If you don’t like dogs, this place may not be your cup of tea: they’re everywhere.
It’s impossible to walk down the street without running into at least one busker. They’re usually quite talented.
OK, fine. Despite the fact that I care less than less about sports, no profile of Lawrence would be complete without mentioning the many rabid KU fans that wander the streets alongside us non-sporting folks. They’re kind of hard to avoid.
Chamber orchestras, string quartets, and jazz bands play free concerts in the summer at this giant gazebo.
The streets of Lawrence are almost completely tree-lined. In the fall, gorgeous colors can be seen throughout many neighborhoods.

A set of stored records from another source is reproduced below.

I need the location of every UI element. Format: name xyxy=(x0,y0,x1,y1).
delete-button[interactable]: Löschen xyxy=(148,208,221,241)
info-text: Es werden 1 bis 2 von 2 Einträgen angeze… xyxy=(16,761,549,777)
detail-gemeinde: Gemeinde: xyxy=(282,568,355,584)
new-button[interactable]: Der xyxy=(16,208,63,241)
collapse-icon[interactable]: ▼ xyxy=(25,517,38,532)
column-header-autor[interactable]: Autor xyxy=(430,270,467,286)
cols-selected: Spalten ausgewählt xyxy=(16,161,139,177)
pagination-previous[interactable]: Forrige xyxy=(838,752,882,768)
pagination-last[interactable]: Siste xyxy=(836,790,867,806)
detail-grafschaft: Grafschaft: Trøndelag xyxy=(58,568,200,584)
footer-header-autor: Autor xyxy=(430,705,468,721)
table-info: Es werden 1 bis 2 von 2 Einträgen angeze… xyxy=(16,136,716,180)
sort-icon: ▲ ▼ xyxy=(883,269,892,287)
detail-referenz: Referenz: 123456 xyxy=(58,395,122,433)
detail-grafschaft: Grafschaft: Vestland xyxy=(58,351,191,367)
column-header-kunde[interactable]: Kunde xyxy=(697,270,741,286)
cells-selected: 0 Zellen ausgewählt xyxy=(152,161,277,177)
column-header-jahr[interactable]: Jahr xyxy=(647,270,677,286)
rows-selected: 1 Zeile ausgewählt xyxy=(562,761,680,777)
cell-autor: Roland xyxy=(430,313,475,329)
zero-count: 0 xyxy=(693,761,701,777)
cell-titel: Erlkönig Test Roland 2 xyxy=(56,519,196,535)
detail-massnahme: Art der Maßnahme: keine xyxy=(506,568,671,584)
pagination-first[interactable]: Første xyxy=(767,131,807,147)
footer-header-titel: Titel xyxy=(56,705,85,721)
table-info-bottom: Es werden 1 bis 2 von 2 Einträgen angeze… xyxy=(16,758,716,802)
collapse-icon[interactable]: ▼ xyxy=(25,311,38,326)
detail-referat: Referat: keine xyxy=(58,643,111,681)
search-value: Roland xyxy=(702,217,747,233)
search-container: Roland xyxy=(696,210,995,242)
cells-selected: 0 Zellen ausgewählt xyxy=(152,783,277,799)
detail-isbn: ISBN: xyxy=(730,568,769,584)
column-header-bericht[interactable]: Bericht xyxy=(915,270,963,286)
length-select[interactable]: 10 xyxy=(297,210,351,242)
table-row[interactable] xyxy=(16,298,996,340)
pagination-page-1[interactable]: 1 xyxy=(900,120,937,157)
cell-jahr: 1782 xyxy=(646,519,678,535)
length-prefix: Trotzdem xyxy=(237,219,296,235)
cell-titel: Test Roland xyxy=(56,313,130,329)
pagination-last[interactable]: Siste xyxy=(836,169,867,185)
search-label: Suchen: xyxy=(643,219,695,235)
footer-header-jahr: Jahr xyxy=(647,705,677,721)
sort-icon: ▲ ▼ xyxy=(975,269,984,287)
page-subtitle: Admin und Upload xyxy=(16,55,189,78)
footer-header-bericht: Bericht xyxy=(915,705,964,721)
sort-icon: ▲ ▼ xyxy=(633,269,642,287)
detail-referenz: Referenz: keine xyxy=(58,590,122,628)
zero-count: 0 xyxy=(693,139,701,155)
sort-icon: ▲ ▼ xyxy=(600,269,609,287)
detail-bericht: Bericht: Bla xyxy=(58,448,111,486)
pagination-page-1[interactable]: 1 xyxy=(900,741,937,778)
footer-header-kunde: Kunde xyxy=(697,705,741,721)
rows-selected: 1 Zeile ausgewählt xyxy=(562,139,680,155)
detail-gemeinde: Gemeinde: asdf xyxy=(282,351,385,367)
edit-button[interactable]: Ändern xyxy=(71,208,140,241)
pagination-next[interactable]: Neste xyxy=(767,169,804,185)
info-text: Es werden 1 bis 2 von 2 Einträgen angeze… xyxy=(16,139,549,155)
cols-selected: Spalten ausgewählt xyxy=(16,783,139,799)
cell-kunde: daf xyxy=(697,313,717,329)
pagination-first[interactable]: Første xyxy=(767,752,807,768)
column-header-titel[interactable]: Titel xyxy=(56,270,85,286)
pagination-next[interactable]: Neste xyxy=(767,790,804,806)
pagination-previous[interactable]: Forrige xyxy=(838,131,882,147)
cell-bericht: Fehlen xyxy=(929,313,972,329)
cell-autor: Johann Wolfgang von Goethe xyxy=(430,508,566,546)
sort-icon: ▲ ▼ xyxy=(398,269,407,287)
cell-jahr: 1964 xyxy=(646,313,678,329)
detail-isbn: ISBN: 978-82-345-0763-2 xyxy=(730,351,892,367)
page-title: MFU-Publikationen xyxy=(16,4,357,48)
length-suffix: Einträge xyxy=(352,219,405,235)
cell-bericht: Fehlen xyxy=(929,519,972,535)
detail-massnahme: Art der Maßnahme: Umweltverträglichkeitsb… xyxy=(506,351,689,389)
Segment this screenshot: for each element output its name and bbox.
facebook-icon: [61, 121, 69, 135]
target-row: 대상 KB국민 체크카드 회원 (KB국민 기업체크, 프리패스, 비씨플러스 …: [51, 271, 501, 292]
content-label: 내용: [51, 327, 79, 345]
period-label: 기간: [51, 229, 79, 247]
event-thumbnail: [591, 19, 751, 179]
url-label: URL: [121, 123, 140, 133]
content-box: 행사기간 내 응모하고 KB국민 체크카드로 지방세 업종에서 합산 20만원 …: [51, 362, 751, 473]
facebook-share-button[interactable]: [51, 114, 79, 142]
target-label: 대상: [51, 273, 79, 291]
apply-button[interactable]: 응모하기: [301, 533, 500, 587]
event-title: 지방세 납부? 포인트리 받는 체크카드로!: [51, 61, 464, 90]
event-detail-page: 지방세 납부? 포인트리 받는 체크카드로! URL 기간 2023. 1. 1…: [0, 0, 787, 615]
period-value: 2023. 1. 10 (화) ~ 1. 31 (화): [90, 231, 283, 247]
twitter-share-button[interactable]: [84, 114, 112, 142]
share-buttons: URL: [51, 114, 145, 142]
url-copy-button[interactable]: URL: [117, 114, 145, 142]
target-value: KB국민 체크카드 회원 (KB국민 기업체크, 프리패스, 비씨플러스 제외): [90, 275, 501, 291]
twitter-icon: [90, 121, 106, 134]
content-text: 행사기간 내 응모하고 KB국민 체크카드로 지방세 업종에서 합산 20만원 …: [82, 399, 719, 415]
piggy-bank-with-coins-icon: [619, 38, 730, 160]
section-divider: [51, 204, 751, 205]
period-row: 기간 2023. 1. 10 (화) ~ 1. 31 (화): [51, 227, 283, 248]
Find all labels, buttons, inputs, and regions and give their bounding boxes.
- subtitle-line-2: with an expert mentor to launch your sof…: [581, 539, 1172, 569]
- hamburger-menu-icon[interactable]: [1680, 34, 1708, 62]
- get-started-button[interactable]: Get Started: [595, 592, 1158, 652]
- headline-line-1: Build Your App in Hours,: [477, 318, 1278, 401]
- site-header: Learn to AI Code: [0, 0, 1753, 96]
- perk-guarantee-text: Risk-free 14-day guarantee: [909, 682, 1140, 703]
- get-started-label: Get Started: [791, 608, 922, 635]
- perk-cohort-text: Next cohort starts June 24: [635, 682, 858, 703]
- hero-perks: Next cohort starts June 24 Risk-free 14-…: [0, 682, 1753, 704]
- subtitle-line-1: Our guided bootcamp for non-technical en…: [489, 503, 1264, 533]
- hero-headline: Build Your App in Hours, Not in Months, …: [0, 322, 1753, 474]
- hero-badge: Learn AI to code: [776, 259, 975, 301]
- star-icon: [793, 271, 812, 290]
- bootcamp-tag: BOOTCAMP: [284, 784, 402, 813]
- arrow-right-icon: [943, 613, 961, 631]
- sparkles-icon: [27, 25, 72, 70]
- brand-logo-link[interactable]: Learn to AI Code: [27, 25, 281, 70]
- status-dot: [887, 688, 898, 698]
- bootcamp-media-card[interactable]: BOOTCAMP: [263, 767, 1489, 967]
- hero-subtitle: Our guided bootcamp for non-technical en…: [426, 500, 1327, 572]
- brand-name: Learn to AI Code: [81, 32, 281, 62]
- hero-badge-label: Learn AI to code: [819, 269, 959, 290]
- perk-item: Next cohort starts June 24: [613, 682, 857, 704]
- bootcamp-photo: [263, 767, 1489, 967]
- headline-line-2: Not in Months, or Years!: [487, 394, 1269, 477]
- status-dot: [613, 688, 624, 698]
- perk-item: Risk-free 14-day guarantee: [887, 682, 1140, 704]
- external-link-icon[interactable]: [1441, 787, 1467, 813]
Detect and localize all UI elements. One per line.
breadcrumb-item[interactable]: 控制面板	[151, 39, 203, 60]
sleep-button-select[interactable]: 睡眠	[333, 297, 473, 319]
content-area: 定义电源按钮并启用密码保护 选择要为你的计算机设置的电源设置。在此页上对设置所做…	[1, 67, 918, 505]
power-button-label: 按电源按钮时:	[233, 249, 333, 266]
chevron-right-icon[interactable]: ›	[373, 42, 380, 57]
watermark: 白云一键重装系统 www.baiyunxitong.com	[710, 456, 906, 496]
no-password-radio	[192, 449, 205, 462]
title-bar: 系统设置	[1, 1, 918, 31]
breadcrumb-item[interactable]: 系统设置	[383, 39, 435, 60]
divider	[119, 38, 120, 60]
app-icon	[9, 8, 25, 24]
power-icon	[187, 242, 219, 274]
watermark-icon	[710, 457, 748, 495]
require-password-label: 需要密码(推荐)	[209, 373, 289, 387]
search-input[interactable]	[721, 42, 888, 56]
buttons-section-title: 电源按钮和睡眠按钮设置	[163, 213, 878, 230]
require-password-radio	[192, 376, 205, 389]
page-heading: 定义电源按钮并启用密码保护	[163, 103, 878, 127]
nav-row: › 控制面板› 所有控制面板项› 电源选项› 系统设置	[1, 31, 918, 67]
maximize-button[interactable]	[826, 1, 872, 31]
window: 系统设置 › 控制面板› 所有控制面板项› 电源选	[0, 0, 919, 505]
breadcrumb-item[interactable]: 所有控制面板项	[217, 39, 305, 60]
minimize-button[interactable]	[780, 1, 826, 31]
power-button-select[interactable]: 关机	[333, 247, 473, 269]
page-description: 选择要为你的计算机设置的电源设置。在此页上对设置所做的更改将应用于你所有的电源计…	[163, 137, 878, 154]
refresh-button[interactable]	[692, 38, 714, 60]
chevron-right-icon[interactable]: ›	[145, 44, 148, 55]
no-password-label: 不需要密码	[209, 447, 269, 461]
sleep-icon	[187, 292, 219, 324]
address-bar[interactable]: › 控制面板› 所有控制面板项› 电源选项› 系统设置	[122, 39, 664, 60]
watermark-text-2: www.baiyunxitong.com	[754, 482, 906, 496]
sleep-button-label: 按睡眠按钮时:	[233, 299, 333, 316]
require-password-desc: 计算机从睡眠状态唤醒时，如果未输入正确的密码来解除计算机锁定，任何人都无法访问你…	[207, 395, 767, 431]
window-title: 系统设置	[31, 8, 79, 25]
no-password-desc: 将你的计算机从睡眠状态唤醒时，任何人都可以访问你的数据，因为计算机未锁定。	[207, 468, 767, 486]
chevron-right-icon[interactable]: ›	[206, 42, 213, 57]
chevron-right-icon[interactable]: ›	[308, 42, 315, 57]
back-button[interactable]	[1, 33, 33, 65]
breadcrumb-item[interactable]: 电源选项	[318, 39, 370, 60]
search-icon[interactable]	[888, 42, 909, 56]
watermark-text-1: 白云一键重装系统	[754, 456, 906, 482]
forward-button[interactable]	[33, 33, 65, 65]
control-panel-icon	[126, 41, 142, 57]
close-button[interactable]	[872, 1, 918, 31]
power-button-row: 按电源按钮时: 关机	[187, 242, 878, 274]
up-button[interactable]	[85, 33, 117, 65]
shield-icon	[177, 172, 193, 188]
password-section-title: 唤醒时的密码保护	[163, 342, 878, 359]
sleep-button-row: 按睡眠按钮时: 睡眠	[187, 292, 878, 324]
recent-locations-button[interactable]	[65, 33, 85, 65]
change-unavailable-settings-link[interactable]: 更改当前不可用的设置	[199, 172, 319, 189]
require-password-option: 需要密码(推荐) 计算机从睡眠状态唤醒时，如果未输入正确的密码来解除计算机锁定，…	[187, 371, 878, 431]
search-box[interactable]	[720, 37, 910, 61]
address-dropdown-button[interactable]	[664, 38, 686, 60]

This train car, built in 1902, was used in freight service in the Lawrence area from 1908-1952. It traveled more than 870,000 miles and originally cost a little more than $20,000. The locomotive is located on the northeast section of Buford M. Watson Jr. Park. Many children refer to this park as “train park” because of the locomotive.
There are some pretty spectacular views while driving on the outskirts of town. This is what I’m currently seeing as I make my way to Topeka, where I work as an elementary school librarian. Contrary to popular belief, Northeast Kansas is quite hilly and not at all like the flat, barren land that makes up the western half of the state.
I hope I’ve been able to give you just the smallest glimpse into why we Lawrencians love our town so much. While our photographic journey ends here, there are many more amazing places in Lawrence that I simply had no room to show you. That’s OK: it’s a great excuse to come for a visit.